Awesome

`spark-k8s-addons`

CI Dockerfile setup to install cloud related utilities onto the standard Spark K8s Docker images.

The Spark K8s Docker images are built using this repository.

Note that the images for Spark version below 3.4.0 here are Debian based because of how the official script generates the Spark-Kubernetes images. For Spark version above 3.4.0, Ubuntu-based images are generated instead based on the official script.

How to build

BASE_VERSION=v3
SPARK_VERSION=3.4.1
JAVA_VERSION=11
HADOOP_VERSION=3.3.4
SCALA_VERSION=2.13
PYTHON_VERSION=3.9
IMAGE_VERSION=""

docker pull dsaidgovsg/spark-k8s-py:${BASE_VERSION}_${SPARK_VERSION}_hadoop-${HADOOP_VERSION}_scala-${SCALA_VERSION}_java-${JAVA_VERSION}

IMAGE_NAME=spark-k8s-addons
docker build -t "${IMAGE_NAME}" \
    --build-arg BASE_VERSION="${BASE_VERSION}" \
    --build-arg SPARK_VERSION="${SPARK_VERSION}" \
    --build-arg JAVA_VERSION="${JAVA_VERSION}" \
    --build-arg HADOOP_VERSION="${HADOOP_VERSION}" \
    --build-arg SCALA_VERSION="${SCALA_VERSION}" \
    --build-arg PYTHON_VERSION="${PYTHON_VERSION}" \
    --build-arg IMAGE_VERSION="${IMAGE_VERSION}" \
    .

How to properly manage `pip` packages

Since raw pip is terrible at managing installation of dependencies in a version compatible across multiple pip install sessions, poetry has been installed in a system wide manner (whose directory to contain pyproject.toml is the value of the env var POETRY_SYSTEM_PROJECT_DIR).

All pip installation is recommended to go through via poetry completely, and this can be done like this:

pushd "${POETRY_SYSTEM_PROJECT_DIR}"
poetry add <package1> [<other packages to add>]
popd

Add-ons

User `spark`

A more human-friendly spark username has been added at UID 185, which is the default UID dictated by the official Spark-Kubernetes Docker image build.

CLIs

The following command-line tools have been added onto the original K8s Docker images:

poetry to properly manage pip installation
AWS CLI installed via poetry
AWS IAM Authenticator This is a Go statically linked binary, so this does not interact with any of the above said items.

JARs

The following JARs have been added onto the original K8s Docker images:

AWS Hadoop SDK JAR
- Appends spark.hadoop.fs.s3a.impl org.apache.hadoop.fs.s3a.S3AFileSystem into spark-defaults.conf
Google Cloud Storage SDK JAR
MariaDB JDBC Connector JAR

Spark Configuration

AWS S3A Client

In your Spark application configuration, to use AWS S3A client JAR, do the following:

echo "spark.hadoop.fs.s3a.impl  org.apache.hadoop.fs.s3a.S3AFileSystem" >> ${SPARK_HOME}/conf/spark-defaults.conf; \

If you are using spark-shell or spark-submit, then you can add the above as a flag instead:

spark-shell --conf "spark.hadoop.fs.s3a.impl=org.apache.hadoop.fs.s3a.S3AFileSystem"

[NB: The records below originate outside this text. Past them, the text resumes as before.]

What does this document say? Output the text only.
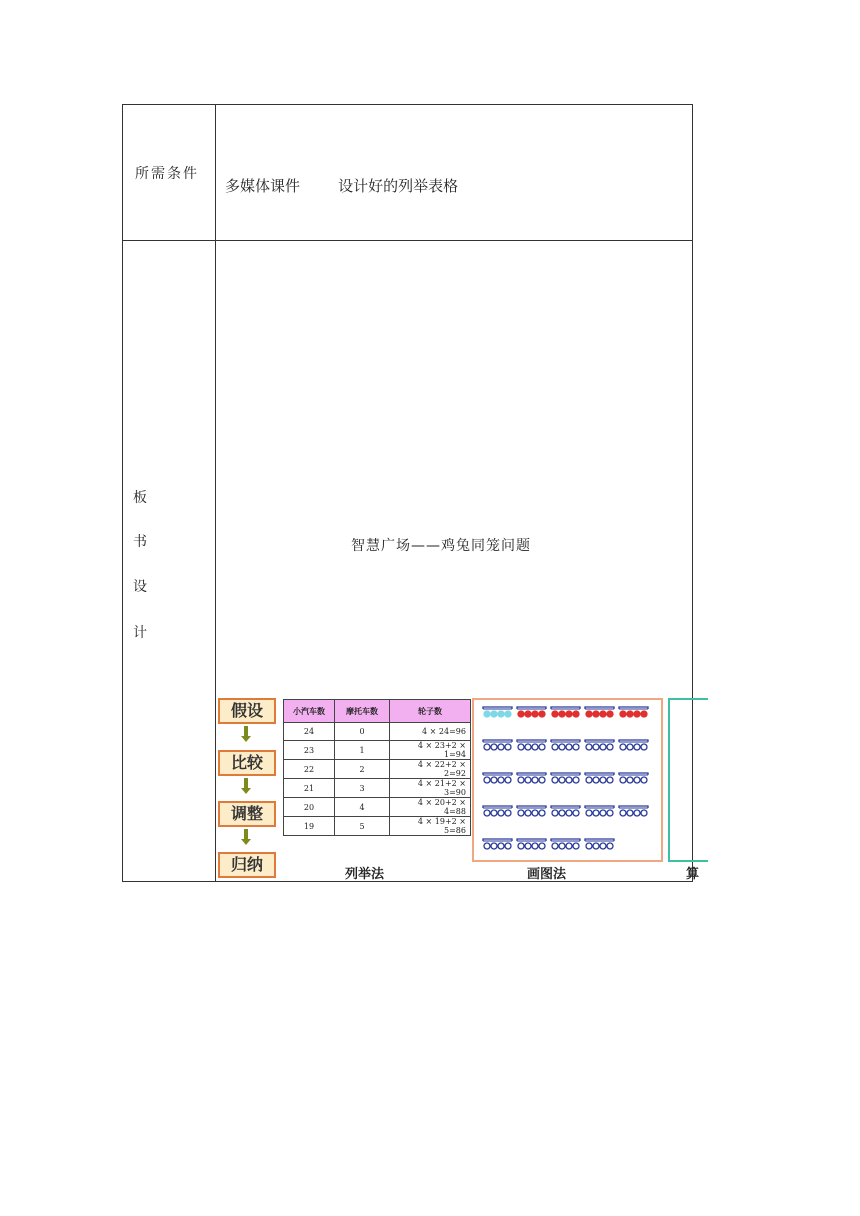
所需条件
多媒体课件        设计好的列举表格
板
书
设
计
智慧广场——鸡兔同笼问题
假设
比较
调整
归纳
小汽车数	摩托车数	轮子数
24	0	4 × 24=96
23	1	4 × 23+2 × 1=94
22	2	4 × 22+2 × 2=92
21	3	4 × 21+2 × 3=90
20	4	4 × 20+2 × 4=88
19	5	4 × 19+2 × 5=86
列举法	画图法	算
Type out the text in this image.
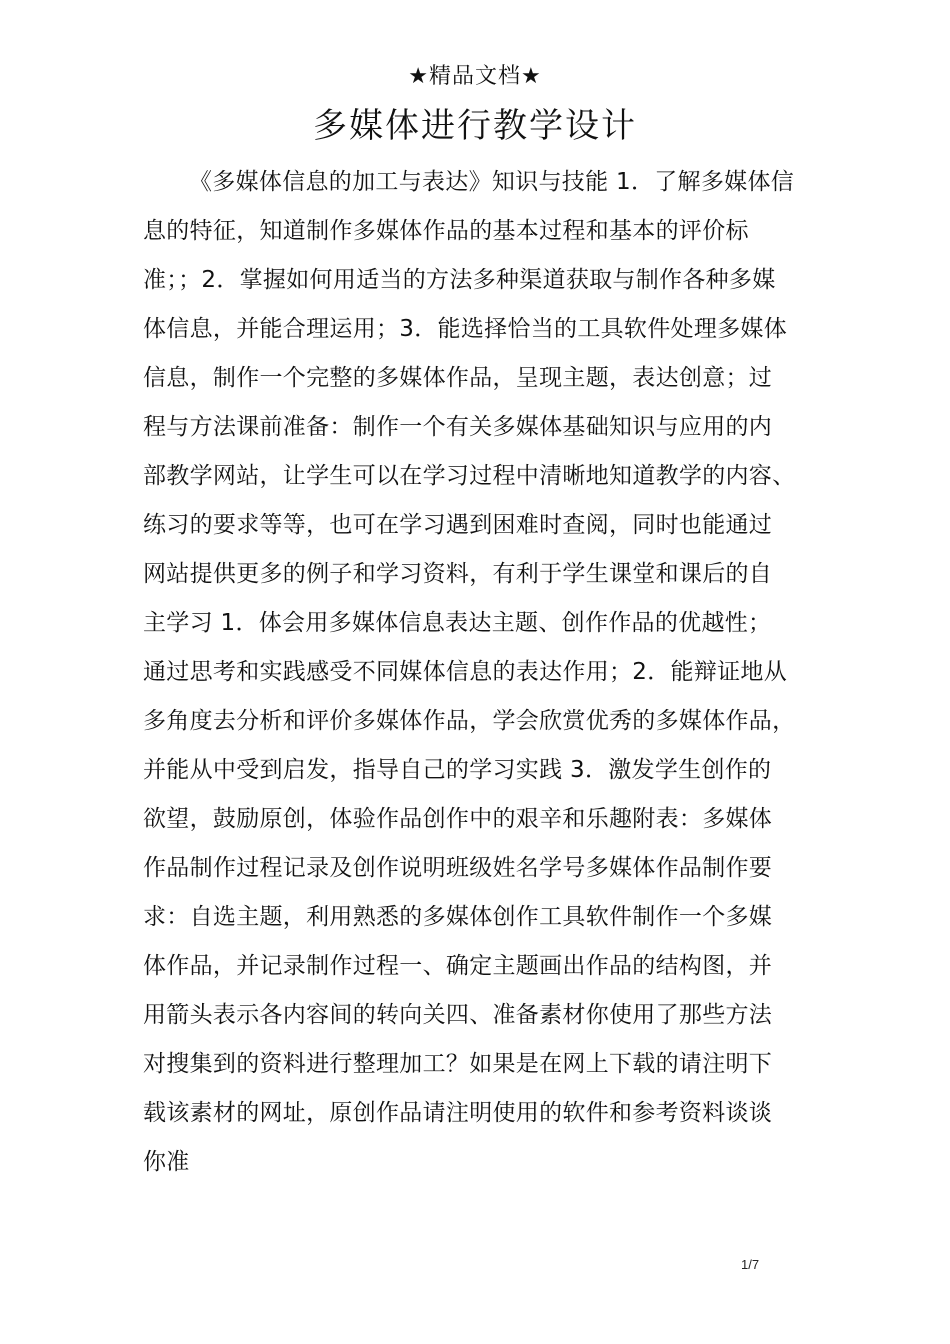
★精品文档★
多媒体进行教学设计
《多媒体信息的加工与表达》知识与技能 1．了解多媒体信
息的特征，知道制作多媒体作品的基本过程和基本的评价标
准；；2．掌握如何用适当的方法多种渠道获取与制作各种多媒
体信息，并能合理运用；3．能选择恰当的工具软件处理多媒体
信息，制作一个完整的多媒体作品，呈现主题，表达创意；过
程与方法课前准备：制作一个有关多媒体基础知识与应用的内
部教学网站，让学生可以在学习过程中清晰地知道教学的内容、
练习的要求等等，也可在学习遇到困难时查阅，同时也能通过
网站提供更多的例子和学习资料，有利于学生课堂和课后的自
主学习 1．体会用多媒体信息表达主题、创作作品的优越性；
通过思考和实践感受不同媒体信息的表达作用；2．能辩证地从
多角度去分析和评价多媒体作品，学会欣赏优秀的多媒体作品，
并能从中受到启发，指导自己的学习实践 3．激发学生创作的
欲望，鼓励原创，体验作品创作中的艰辛和乐趣附表：多媒体
作品制作过程记录及创作说明班级姓名学号多媒体作品制作要
求：自选主题，利用熟悉的多媒体创作工具软件制作一个多媒
体作品，并记录制作过程一、确定主题画出作品的结构图，并
用箭头表示各内容间的转向关四、准备素材你使用了那些方法
对搜集到的资料进行整理加工？如果是在网上下载的请注明下
载该素材的网址，原创作品请注明使用的软件和参考资料谈谈
你准
1/7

How to Apply Template for CI build

For Linux user, you can download Tera CLI v0.4 at https://github.com/guangie88/tera-cli/releases and place it in PATH.

Otherwise, you will need cargo, which can be installed via rustup.

Once cargo is installed, simply run cargo install tera-cli --version=^0.4.0.

Always make changes in templates/ci.yml.tmpl since the template will be applied onto .github/workflows/ci.yml.

Run templates/apply-vars.sh to apply the template once tera-cli has been installed.